FileScope
Intelligent file analyzer that classifies, audits, and cleans local files using machine learning algorithms.
Tech Stack
Key Highlights
TF-IDF + Naive Bayes for text classification
ResNet50 feature extraction for image analysis
MD5 hash-based duplicate detection
Multi-threaded Tkinter GUI with progress tracking
Safe file operations with undo functionality
Exportable CSV reports and audit logs
Project Details
I built a desktop app that classifies, audits, and cleans local files—using TF-IDF + Naive Bayes for text and ResNet50 features for images—then lets you compress, archive, or delete safely via a Tkinter UI.
Multimodal classification:
**Text:** TF-IDF vectorization → Multinomial Naive Bayes (topic/doctype labels).

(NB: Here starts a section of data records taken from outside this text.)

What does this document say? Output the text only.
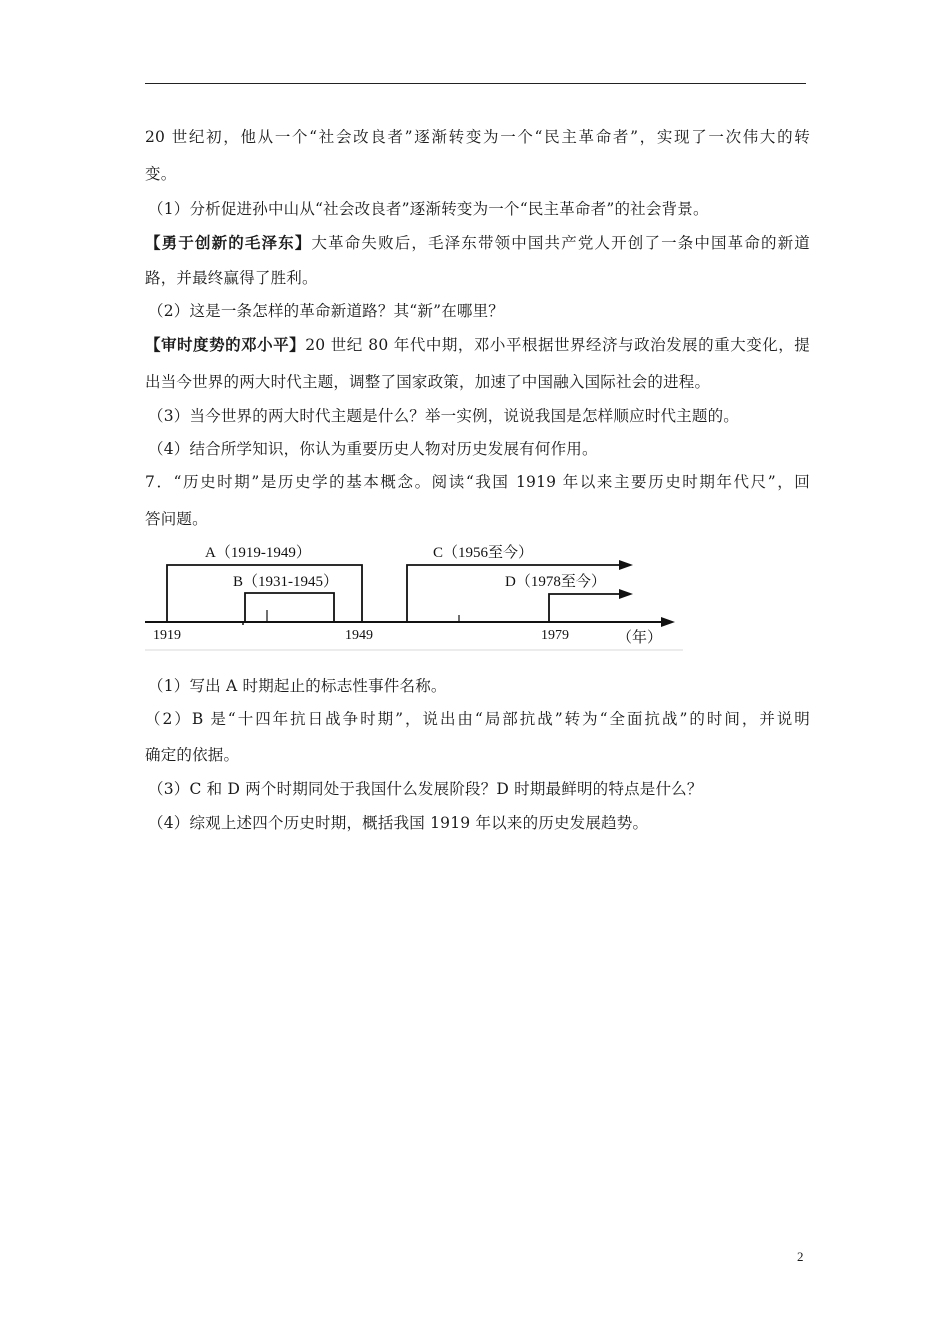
20 世纪初，他从一个“社会改良者”逐渐转变为一个“民主革命者”，实现了一次伟大的转
变。
（1）分析促进孙中山从“社会改良者”逐渐转变为一个“民主革命者”的社会背景。
【勇于创新的毛泽东】大革命失败后，毛泽东带领中国共产党人开创了一条中国革命的新道
路，并最终赢得了胜利。
（2）这是一条怎样的革命新道路？其“新”在哪里？
【审时度势的邓小平】20 世纪 80 年代中期，邓小平根据世界经济与政治发展的重大变化，提
出当今世界的两大时代主题，调整了国家政策，加速了中国融入国际社会的进程。
（3）当今世界的两大时代主题是什么？举一实例，说说我国是怎样顺应时代主题的。
（4）结合所学知识，你认为重要历史人物对历史发展有何作用。
7．“历史时期”是历史学的基本概念。阅读“我国 1919 年以来主要历史时期年代尺”，回
答问题。
A（1919-1949）
B（1931-1945）
C（1956至今）
D（1978至今）
1919	1949	1979	（年）
（1）写出 A 时期起止的标志性事件名称。
（2）B 是“十四年抗日战争时期”，说出由“局部抗战”转为“全面抗战”的时间，并说明
确定的依据。
（3）C 和 D 两个时期同处于我国什么发展阶段？D 时期最鲜明的特点是什么？
（4）综观上述四个历史时期，概括我国 1919 年以来的历史发展趋势。
2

**Images:** ResNet50 (pretrained) feature extractor → lightweight classifier (LogReg/SVM).
**Batch scan & insights:** Recursively indexes folders, extracts metadata (size, type, mtime), computes hashes (MD5) to detect duplicates, surfaces large/old/rarely-opened candidates.

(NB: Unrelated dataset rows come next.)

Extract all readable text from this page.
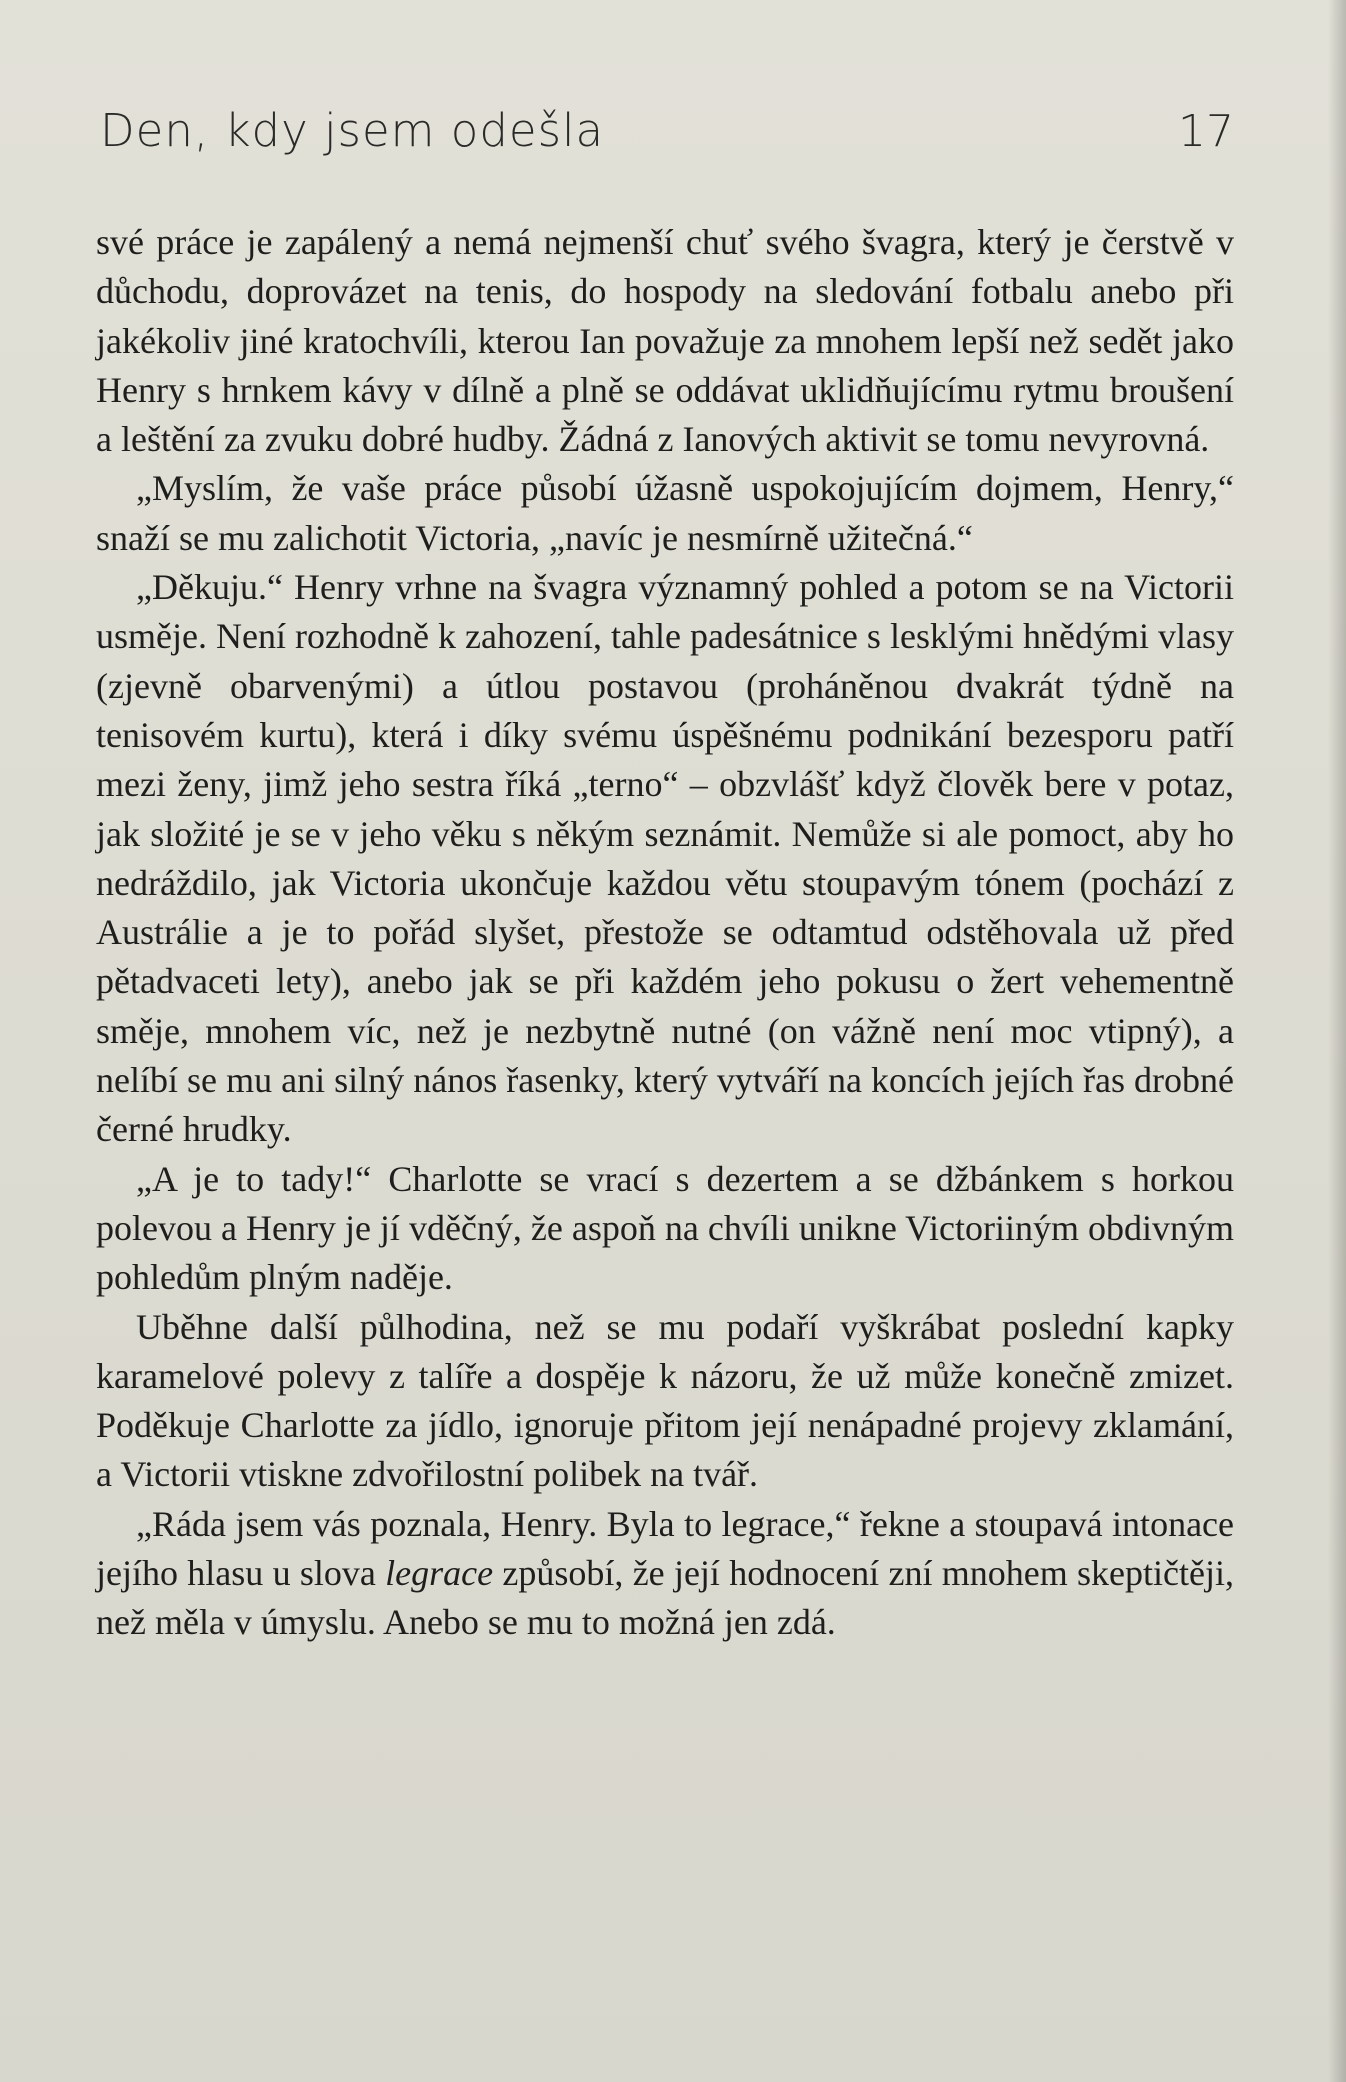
Den, kdy jsem odešla	17

své práce je zapálený a nemá nejmenší chuť svého švagra, který je čerstvě v důchodu, doprovázet na tenis, do hospody na sledování fotbalu anebo při jakékoliv jiné kratochvíli, kterou Ian považuje za mnohem lepší než sedět jako Henry s hrnkem kávy v dílně a plně se oddávat uklidňujícímu rytmu broušení a leštění za zvuku dobré hudby. Žádná z Ianových aktivit se tomu nevyrovná.

„Myslím, že vaše práce působí úžasně uspokojujícím dojmem, Henry,“ snaží se mu zalichotit Victoria, „navíc je nesmírně užitečná.“

„Děkuju.“ Henry vrhne na švagra významný pohled a potom se na Victorii usměje. Není rozhodně k zahození, tahle padesátnice s lesklými hnědými vlasy (zjevně obarvenými) a útlou postavou (proháněnou dvakrát týdně na tenisovém kurtu), která i díky svému úspěšnému podnikání bezesporu patří mezi ženy, jimž jeho sestra říká „terno“ – obzvlášť když člověk bere v potaz, jak složité je se v jeho věku s někým seznámit. Nemůže si ale pomoct, aby ho nedráždilo, jak Victoria ukončuje každou větu stoupavým tónem (pochází z Austrálie a je to pořád slyšet, přestože se odtamtud odstěhovala už před pětadvaceti lety), anebo jak se při každém jeho pokusu o žert vehementně směje, mnohem víc, než je nezbytně nutné (on vážně není moc vtipný), a nelíbí se mu ani silný nános řasenky, který vytváří na koncích jejích řas drobné černé hrudky.

„A je to tady!“ Charlotte se vrací s dezertem a se džbánkem s horkou polevou a Henry je jí vděčný, že aspoň na chvíli unikne Victoriiným obdivným pohledům plným naděje.

Uběhne další půlhodina, než se mu podaří vyškrábat poslední kapky karamelové polevy z talíře a dospěje k názoru, že už může konečně zmizet. Poděkuje Charlotte za jídlo, ignoruje přitom její nenápadné projevy zklamání, a Victorii vtiskne zdvořilostní polibek na tvář.

„Ráda jsem vás poznala, Henry. Byla to legrace,“ řekne a stoupavá intonace jejího hlasu u slova legrace způsobí, že její hodnocení zní mnohem skeptičtěji, než měla v úmyslu. Anebo se mu to možná jen zdá.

**Interactive GUI:** Tkinter table with filters, preview pane, progress bars, cancel-safe scanning, and one-click actions (compress to ZIP, move to archive, safe delete to OS trash).
**Quality & reporting:** Confusion matrix, precision/recall/F1, per-class support; exportable CSV of findings and actions log for auditability.
**Safety rails:** Dry-run mode, undo queue, permission checks, integrity verification after compress/move.
My contributions:
• Implemented the text & image pipelines, feature caching, and model persistence; wrote the duplicate finder (hash + size heuristics).
• Built the Tkinter UI (virtualized table, preview, progress), multi-threaded scanning worker, and action handlers with rollback.
• Authored evaluation scripts and reporting (metrics, CSV export), plus config profiles for "aggressive" vs "conservative" cleanup.